I'm writing on behalf of my wife. She gave birth to our beautiful daughter about 11 weeks ago. Unfortunately it was a forceps delivery. She's suffered several complications ranging from severe hemorrhoids to a third degree perineal tear.
But the injury that has us the most worried is her grade 2 bladder prolapse. My wife was in terrible pain up until recently. She's now able to sit up for longer periods of time and the pain is going away. She still has pain and discomfort in the area of her vagina -- especially when she walks. But she's only had a few occurrences of mild urine incontinence, and she's doing kegel exercises under the direction of a physical therapist. Our concerns are whether her bladder prolapse will ever fully recover. Is it possible for her to get back to "grade 0" bladder prolapse, meaning no prolapse? We're also very concerned about future pregnancies. We'd like to have one or two more children, but we're very worried that even if we opt for a c-section that the prolapse will become worse during the pregnancy. So our questions are whether she can completely recover and if it's possible to have more children without causing further bladder prolapse.
My wife is 28 yrs old and hasn't had any major health problems before. This was her first pregnancy. It seems very difficult to find solid, reliable information on postpartum bladder prolapse, so I would appreciate your input as well as any suggestions for what books or resources to study.
I can have administration remove your post if you like, I'll answer your questions to the best of my ability and if you still want the post removed, let me know and I can get word to admin to take it off.
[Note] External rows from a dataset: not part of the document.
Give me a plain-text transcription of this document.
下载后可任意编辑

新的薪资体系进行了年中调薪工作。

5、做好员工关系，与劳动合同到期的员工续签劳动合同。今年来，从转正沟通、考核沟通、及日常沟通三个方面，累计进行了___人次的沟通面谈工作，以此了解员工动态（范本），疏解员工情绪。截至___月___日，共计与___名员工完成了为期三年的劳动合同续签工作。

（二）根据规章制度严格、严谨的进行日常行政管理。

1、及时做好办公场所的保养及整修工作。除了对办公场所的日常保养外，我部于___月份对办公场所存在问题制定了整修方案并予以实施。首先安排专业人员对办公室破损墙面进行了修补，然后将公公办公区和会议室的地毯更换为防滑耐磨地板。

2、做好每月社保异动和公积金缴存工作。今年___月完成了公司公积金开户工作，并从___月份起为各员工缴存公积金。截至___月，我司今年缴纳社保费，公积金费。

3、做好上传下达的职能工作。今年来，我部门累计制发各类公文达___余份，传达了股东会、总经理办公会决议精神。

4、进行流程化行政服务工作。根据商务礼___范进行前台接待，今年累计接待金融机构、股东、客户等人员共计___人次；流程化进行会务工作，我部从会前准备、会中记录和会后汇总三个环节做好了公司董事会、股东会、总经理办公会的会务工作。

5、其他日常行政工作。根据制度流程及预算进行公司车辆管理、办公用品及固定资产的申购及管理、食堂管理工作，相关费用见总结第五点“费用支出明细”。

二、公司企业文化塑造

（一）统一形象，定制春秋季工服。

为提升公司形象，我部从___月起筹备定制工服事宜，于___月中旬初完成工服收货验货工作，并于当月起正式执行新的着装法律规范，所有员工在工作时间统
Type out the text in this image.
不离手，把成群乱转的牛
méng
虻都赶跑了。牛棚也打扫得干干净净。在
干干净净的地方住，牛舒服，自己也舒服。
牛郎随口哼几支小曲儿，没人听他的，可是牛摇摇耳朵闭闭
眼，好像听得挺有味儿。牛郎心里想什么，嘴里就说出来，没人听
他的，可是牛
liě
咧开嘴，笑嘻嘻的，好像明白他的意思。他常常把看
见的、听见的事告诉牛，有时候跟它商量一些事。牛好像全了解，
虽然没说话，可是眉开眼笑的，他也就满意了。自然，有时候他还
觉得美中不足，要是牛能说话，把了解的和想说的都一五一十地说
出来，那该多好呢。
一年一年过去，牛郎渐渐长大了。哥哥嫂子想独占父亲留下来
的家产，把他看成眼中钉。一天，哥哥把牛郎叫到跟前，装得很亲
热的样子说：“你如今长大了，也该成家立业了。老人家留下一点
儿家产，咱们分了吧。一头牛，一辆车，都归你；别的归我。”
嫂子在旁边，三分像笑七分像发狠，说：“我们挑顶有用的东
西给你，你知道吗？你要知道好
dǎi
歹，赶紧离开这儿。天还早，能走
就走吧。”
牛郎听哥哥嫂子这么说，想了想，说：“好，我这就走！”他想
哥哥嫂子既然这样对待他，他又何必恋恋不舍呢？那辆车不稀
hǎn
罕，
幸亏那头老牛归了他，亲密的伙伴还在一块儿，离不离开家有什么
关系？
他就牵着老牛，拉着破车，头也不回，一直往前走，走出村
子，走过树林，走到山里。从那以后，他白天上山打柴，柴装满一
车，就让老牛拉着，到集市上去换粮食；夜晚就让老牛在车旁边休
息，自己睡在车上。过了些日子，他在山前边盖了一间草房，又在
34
First of all, know that your wife is not alone with sustaining damage to her pelvic floor after forceps delivery; unfortunately this type of delivery can damage surrounding tissues. I'm so glad to hear she is under the guidance of a PT, I am hopeful that the PT is certified in WCS or CAPP, these are women's pelvic floor specialists. Doing Kegels properly will be of great benefit to your wife; they will help her regain strength in her pc muscle as well as bring blood to the pelvic floor area which will help it heal faster. Doing them properly is important, your wife should be varying sustained and pulsing contractions. It is important to recognize that the tissues need to heal b/4 she can regain pelvic floor health again and that takes time when much damage is done. Another path to investigate is myofascial release therapy; often women who have scar tissue from this type of damage are not able to contract their pc muscle completely because fascial restrictions limit range of contraction. A certified MFR therapist can assist release of these restrictions. Some PTs utilize this type of therapy.
As she continues her Kegel exercises, the incontinence should go away; Kegels are a path that she should plan on adding to her daily maintenance for life just like brushing her teeth. Doing them while on the computer or when stopping at stop signs and lights will enable her to maintain her pelvic floor health; after doing them for a while in one of these patterns it will become habit.
More good news is that by doing Kegels on a regular basis, it helps the pc maintain an "elastic" property which assists the delivery process; that will be of benefit for future deliveries. A C-section is not the answer, every time you cut into the pelvic cavity, you increase risk of scar tissue and weaken abdominal muscle structure which supports the pelvic cavity from the outside. Having a strong abdominal muscle core on the outside and a strong pc muscle on the inside is the best direction women can aim for.
Being aware of the signs and symptoms of POP (there are 5 types, a cystocele-bladder prolapse-is just one of them) is a great step to assist women in recognition of this extremely common, cryptic health issue. I am so happy to hear that your wife is taking a proactive approach and you are on board to help her in any way you can.